Trollinger trocken 2009 vom Weingut des Grafen Neipperg

Zur Abwechslung habe ich mal bei einem anderen Online-Weinhändler wie sonst ein paar Weine bestellt.

Zum auffüllen habe ich ein paar einzelne Weine dazu geordert.

Darunter auch einen Trollinger trocken vom Weingut des Grafen Neipperg.

Vor über zwei Jahrzehnten hatte ich oft Weine dieses Weingutes im Weinkeller. Damals kaufte ich meine Weine in einer Weinhandlung in meiner Wohnnähe. Der Weinhändler war mit vielen Württembergern sehr gut bestückt.
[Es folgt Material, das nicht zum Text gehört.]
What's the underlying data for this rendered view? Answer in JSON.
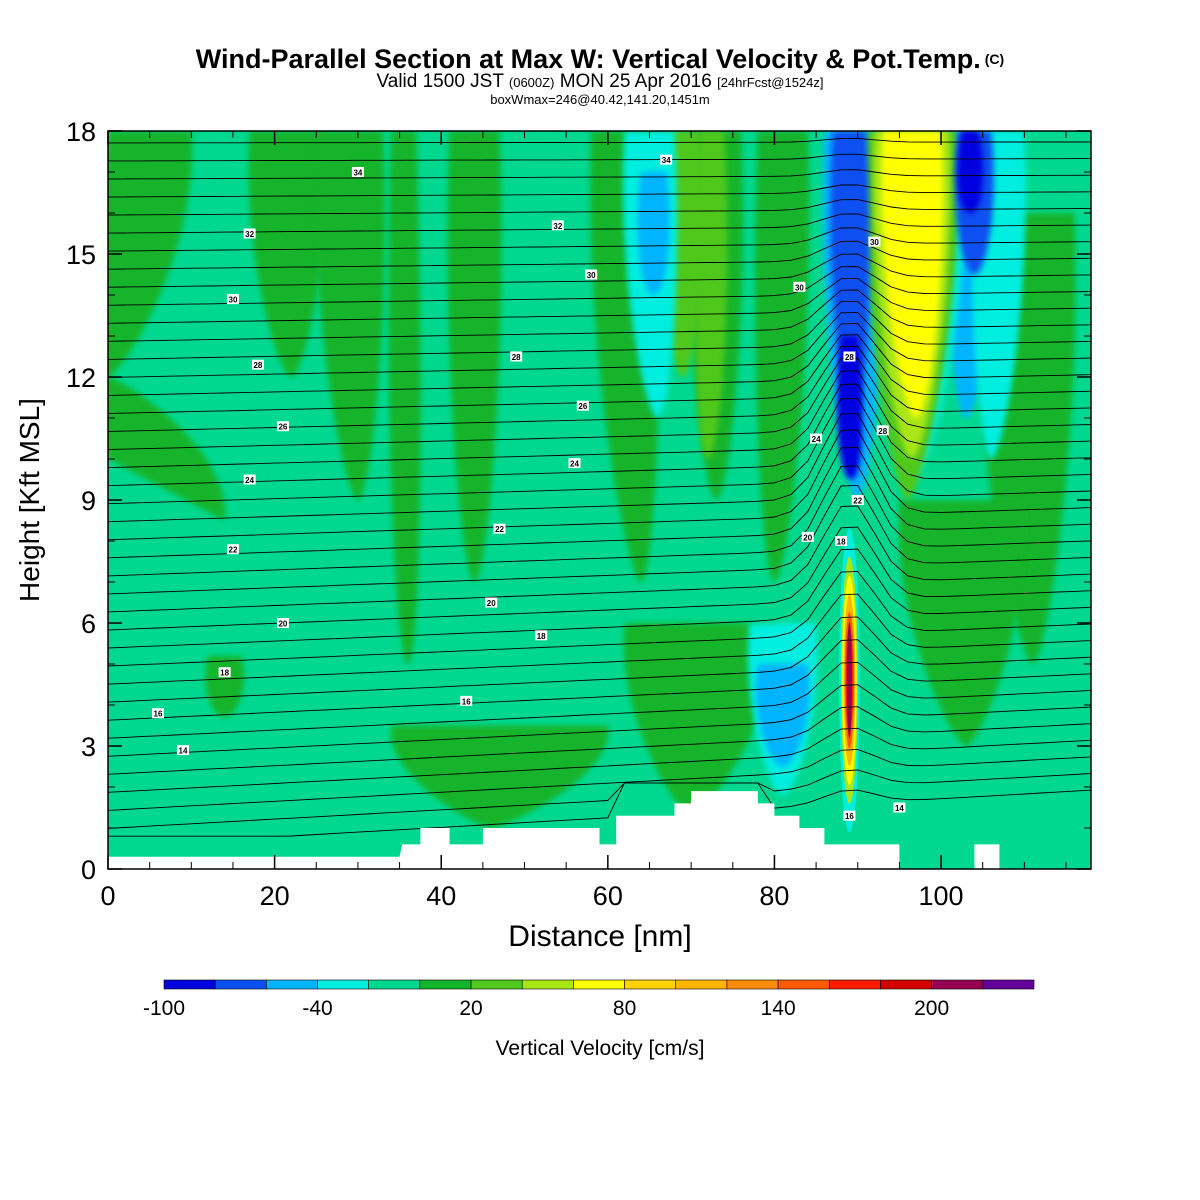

Inzwischen wohnen ich woanders und kaufe die meisten Weine bei einem oder zwei Händlern mit sehr guter Auswahl an Weinen. Leider hat keiner davon Weine vom Weingut des Grafen Neipperg im Sortiment.

Da der letzte Neipperg-Wein schon über ein Jahrzehnt den Weg in mein Weinglas fand, wollte ich erst einmal eine Flasche zum probieren.
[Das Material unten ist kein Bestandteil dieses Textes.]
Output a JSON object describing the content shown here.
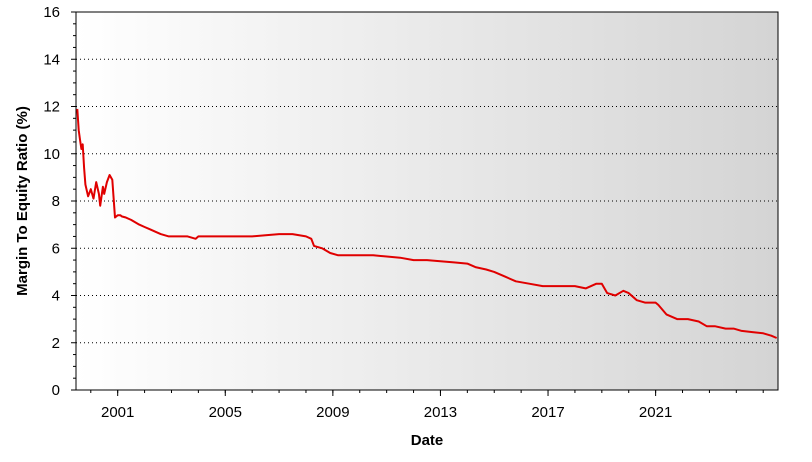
{
  "chart_data": {
    "type": "line",
    "title": "",
    "xlabel": "Date",
    "ylabel": "Margin To Equity Ratio (%)",
    "xlim": [
      1999.45,
      2025.55
    ],
    "ylim": [
      0,
      16
    ],
    "x_ticks": [
      2001,
      2005,
      2009,
      2013,
      2017,
      2021
    ],
    "y_ticks": [
      0,
      2,
      4,
      6,
      8,
      10,
      12,
      14,
      16
    ],
    "grid": "horizontal-dotted",
    "legend": "none",
    "colors": {
      "line": "#e00000",
      "background_left": "#ffffff",
      "background_right": "#d4d4d4",
      "grid": "#000000"
    },
    "series": [
      {
        "x": [
          1999.5,
          1999.55,
          1999.6,
          1999.65,
          1999.7,
          1999.75,
          1999.8,
          1999.9,
          2000.0,
          2000.1,
          2000.2,
          2000.3,
          2000.35,
          2000.45,
          2000.5,
          2000.6,
          2000.7,
          2000.8,
          2000.9,
          2001.0,
          2001.1,
          2001.15,
          2001.3,
          2001.5,
          2001.8,
          2002.0,
          2002.2,
          2002.4,
          2002.6,
          2002.9,
          2003.2,
          2003.6,
          2003.9,
          2004.0,
          2004.5,
          2005.0,
          2005.5,
          2006.0,
          2006.5,
          2007.0,
          2007.5,
          2008.0,
          2008.2,
          2008.3,
          2008.6,
          2008.9,
          2009.2,
          2009.6,
          2010.0,
          2010.5,
          2011.0,
          2011.5,
          2012.0,
          2012.5,
          2013.0,
          2013.5,
          2014.0,
          2014.3,
          2014.7,
          2015.0,
          2015.4,
          2015.8,
          2016.3,
          2016.8,
          2017.0,
          2017.5,
          2018.0,
          2018.4,
          2018.8,
          2019.0,
          2019.2,
          2019.5,
          2019.8,
          2020.0,
          2020.3,
          2020.6,
          2021.0,
          2021.1,
          2021.4,
          2021.8,
          2022.2,
          2022.6,
          2022.9,
          2023.2,
          2023.6,
          2023.9,
          2024.2,
          2024.6,
          2025.0,
          2025.3,
          2025.5
        ],
        "y": [
          11.9,
          11.0,
          10.6,
          10.2,
          10.4,
          9.4,
          8.7,
          8.2,
          8.5,
          8.1,
          8.8,
          8.3,
          7.8,
          8.6,
          8.3,
          8.8,
          9.1,
          8.9,
          7.3,
          7.4,
          7.4,
          7.35,
          7.3,
          7.2,
          7.0,
          6.9,
          6.8,
          6.7,
          6.6,
          6.5,
          6.5,
          6.5,
          6.4,
          6.5,
          6.5,
          6.5,
          6.5,
          6.5,
          6.55,
          6.6,
          6.6,
          6.5,
          6.4,
          6.1,
          6.0,
          5.8,
          5.7,
          5.7,
          5.7,
          5.7,
          5.65,
          5.6,
          5.5,
          5.5,
          5.45,
          5.4,
          5.35,
          5.2,
          5.1,
          5.0,
          4.8,
          4.6,
          4.5,
          4.4,
          4.4,
          4.4,
          4.4,
          4.3,
          4.5,
          4.5,
          4.1,
          4.0,
          4.2,
          4.1,
          3.8,
          3.7,
          3.7,
          3.6,
          3.2,
          3.0,
          3.0,
          2.9,
          2.7,
          2.7,
          2.6,
          2.6,
          2.5,
          2.45,
          2.4,
          2.3,
          2.2
        ]
      }
    ]
  }
}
Trollinger trocken 2009 - Weingut des Grafen Neipperg

Trollinger trocken 2009 – Weingut des Grafen Neipperg

Dabei habe ich ganz übersehen, daß der Jahrgang 2009 ist.

Für einen Trollinger vielleicht schon viel zu alt? Auf jeden Fall ist es kein junger Wein mehr. Die meisten Trollinger schmecken jung am besten.

Trollinger werden meiner Meinung nach immer noch von vielen Weingütern unterschätzt. Einige Weingüter zeigen seit einigen Jahren, daß man daraus durchaus sehr gute Weine machen kann. Klasse statt Maße heißt auch hier die Devise.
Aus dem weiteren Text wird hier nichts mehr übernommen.